“David Olusoga excavates our shared heritage with humanity and verve.”
Black and British: A Forgotten History, BBC2
“David Olusoga excavates our shared heritage with humanity and verve. This thought-provoking series feels like an ideal companion to Mary Beard’s popular reappraisals of ancient Roman history.”
Chitra Ramaswamy, The Guardian
“It was an interesting history lesson, even if I question whether travelling all around the world awarding plaques to places that in olden days had black citizens was quite the way to tell it. A bit Blue Peter for me.”
Andrew Billen, The Times
“Unlike some documentaries, the series doesn’t grandly claim these discoveries as its own. The science was done by others. Olusoga simply presents their findings as part of a British history lesson told from a fresh and particular perspective.”
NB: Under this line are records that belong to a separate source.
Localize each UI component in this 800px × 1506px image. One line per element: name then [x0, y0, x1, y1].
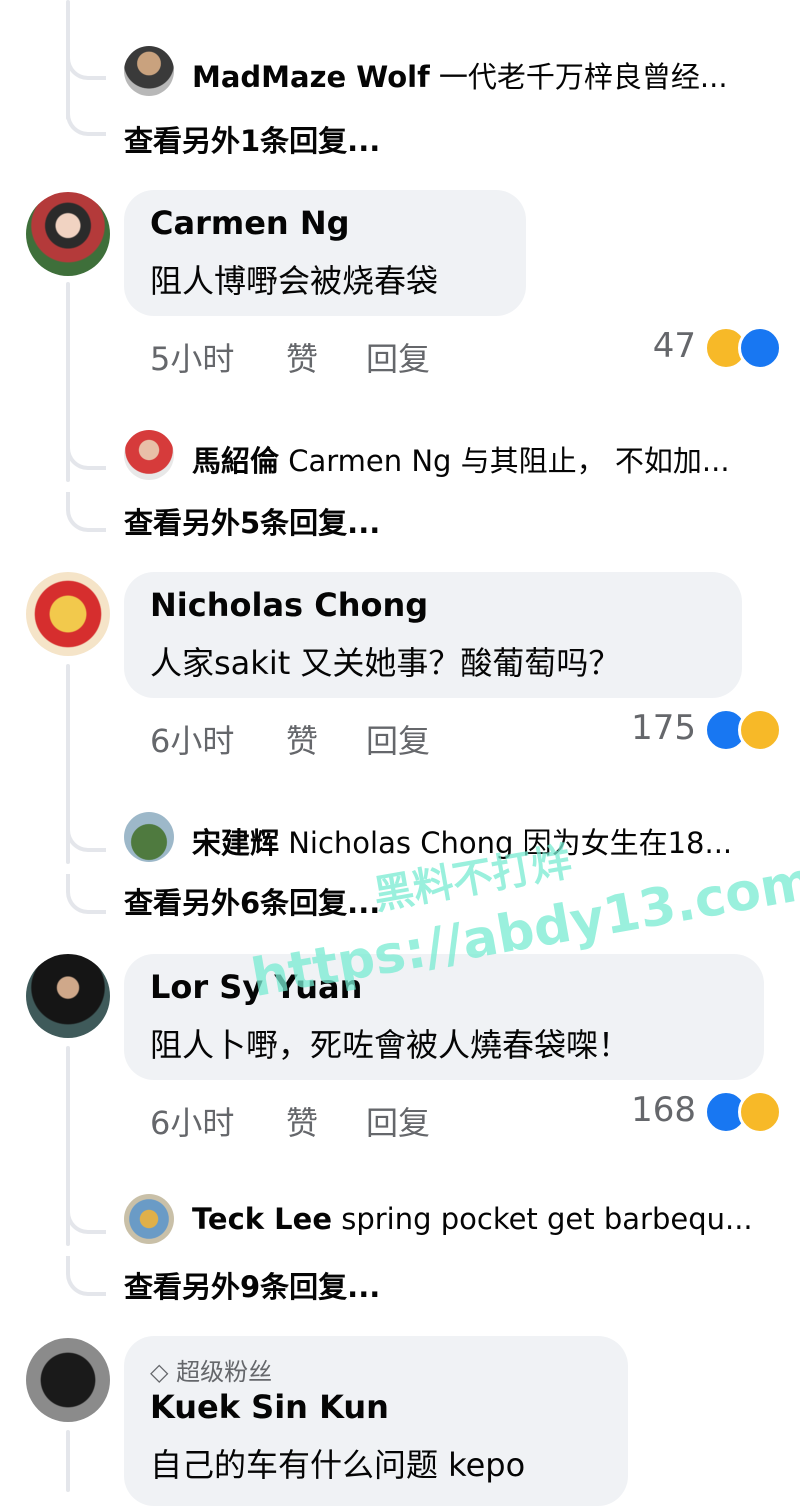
thread-connector: [66, 1256, 106, 1296]
reply-preview[interactable]: 馬紹倫 Carmen Ng 与其阻止， 不如加...: [192, 438, 782, 480]
thread-connector: [66, 492, 106, 532]
haha-reaction-icon: [738, 1090, 782, 1134]
comment-text: 阻人卜嘢，死咗會被人燒春袋㗎！: [150, 1026, 631, 1064]
badge-label: 超级粉丝: [176, 1358, 273, 1386]
thread-connector: [66, 1194, 106, 1234]
comment-bubble[interactable]: Carmen Ng 阻人博嘢会被烧春袋: [124, 190, 526, 316]
haha-reaction-icon: [738, 708, 782, 752]
avatar[interactable]: [124, 430, 174, 480]
view-more-replies[interactable]: 查看另外6条回复...: [124, 880, 380, 922]
reply-button[interactable]: 回复: [366, 334, 430, 380]
avatar[interactable]: [26, 572, 110, 656]
reply-preview[interactable]: Teck Lee spring pocket get barbequ...: [192, 1202, 782, 1236]
reply-author[interactable]: Teck Lee: [192, 1202, 332, 1236]
avatar[interactable]: [124, 1194, 174, 1244]
like-reaction-icon: [738, 326, 782, 370]
avatar[interactable]: [124, 46, 174, 96]
reply-text: spring pocket get barbequ...: [341, 1202, 753, 1236]
reply-text: Carmen Ng 与其阻止， 不如加...: [288, 444, 730, 478]
comment-time[interactable]: 6小时: [150, 716, 234, 762]
reply-author[interactable]: 馬紹倫: [192, 444, 279, 478]
reply-author[interactable]: 宋建辉: [192, 826, 279, 860]
super-fan-badge: ◇ 超级粉丝: [150, 1352, 272, 1387]
comment-bubble[interactable]: Nicholas Chong 人家sakit 又关她事？酸葡萄吗？: [124, 572, 742, 698]
like-button[interactable]: 赞: [286, 334, 318, 380]
comment-time[interactable]: 6小时: [150, 1098, 234, 1144]
reply-text: 一代老千万梓良曾经...: [438, 60, 728, 94]
thread-connector: [66, 96, 106, 136]
comment-text: 人家sakit 又关她事？酸葡萄吗？: [150, 644, 621, 682]
avatar[interactable]: [26, 1338, 110, 1422]
comment-text: 阻人博嘢会被烧春袋: [150, 262, 439, 300]
view-more-replies[interactable]: 查看另外5条回复...: [124, 500, 380, 542]
reaction-count[interactable]: 47: [600, 326, 696, 366]
thread-connector: [66, 874, 106, 914]
comment-text: 自己的车有什么问题 kepo: [150, 1446, 526, 1484]
thread-connector: [66, 430, 106, 470]
thread-connector: [66, 812, 106, 852]
thread-connector: [66, 40, 106, 80]
comment-author[interactable]: Carmen Ng: [150, 204, 350, 242]
thread-line: [66, 1430, 70, 1492]
reply-author[interactable]: MadMaze Wolf: [192, 60, 430, 94]
reply-button[interactable]: 回复: [366, 1098, 430, 1144]
reaction-count[interactable]: 175: [600, 708, 696, 748]
view-more-replies[interactable]: 查看另外9条回复...: [124, 1264, 380, 1306]
avatar[interactable]: [26, 954, 110, 1038]
comment-author[interactable]: Nicholas Chong: [150, 586, 428, 624]
like-button[interactable]: 赞: [286, 1098, 318, 1144]
comment-time[interactable]: 5小时: [150, 334, 234, 380]
diamond-icon: ◇: [150, 1358, 169, 1386]
avatar[interactable]: [26, 192, 110, 276]
reaction-count[interactable]: 168: [600, 1090, 696, 1130]
like-button[interactable]: 赞: [286, 716, 318, 762]
comment-author[interactable]: Kuek Sin Kun: [150, 1388, 389, 1426]
avatar[interactable]: [124, 812, 174, 862]
view-more-replies[interactable]: 查看另外1条回复...: [124, 118, 380, 160]
comment-bubble[interactable]: ◇ 超级粉丝 Kuek Sin Kun 自己的车有什么问题 kepo: [124, 1336, 628, 1506]
reply-preview[interactable]: MadMaze Wolf 一代老千万梓良曾经...: [192, 54, 782, 96]
reply-button[interactable]: 回复: [366, 716, 430, 762]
Jasper Rees, The Telegraph
“The take-home message was different for everyone. On the one hand, the rich mix of Britain’s DNA makes race and origins seem irrelevant. Those who felt themselves written out of the history books would say the opposite though.”
Matt Baylis, Daily Express
Britain’s Adoption Scandal: Breaking the Silence, ITV
“This was a truly distressing documentary about a hierarchical yesteryear in which many thousands of young British women were forced against their will to give up babies born out of wedlock. It was as if church and state were taking revenge on the Sixties.”
Jasper Rees, The Telegraph
“I would have liked the documentary to have got hold of the priests and nuns in those homes and asked what on earth they thought they were at. And the girls’ parents. Instead Alice Perman’s documentary, although narrated by Maxine Peake and sensitively augmented by stills and archive film, largely left the women to speak for themselves.”
Andrew Billen, The Times
“Britain’s Adoption Scandal: Breaking The Silence was a simple, relentless format. The similarity of their stories multiplied their power. One tale of heartbreak makes moving television; the same tale repeated over and over becomes a national travesty.”
Christopher Stevens, Daily Mail
“It would be easy to say religion was the cause of this and indeed the Archbishop of Westminster has apologised for the ‘lack of care and sensitivity’ shown by agencies acting in the name of the Catholic Church. Among the bravely given, sorrow-filled stories of last night, though, there was plenty to suggest the wider social mood.”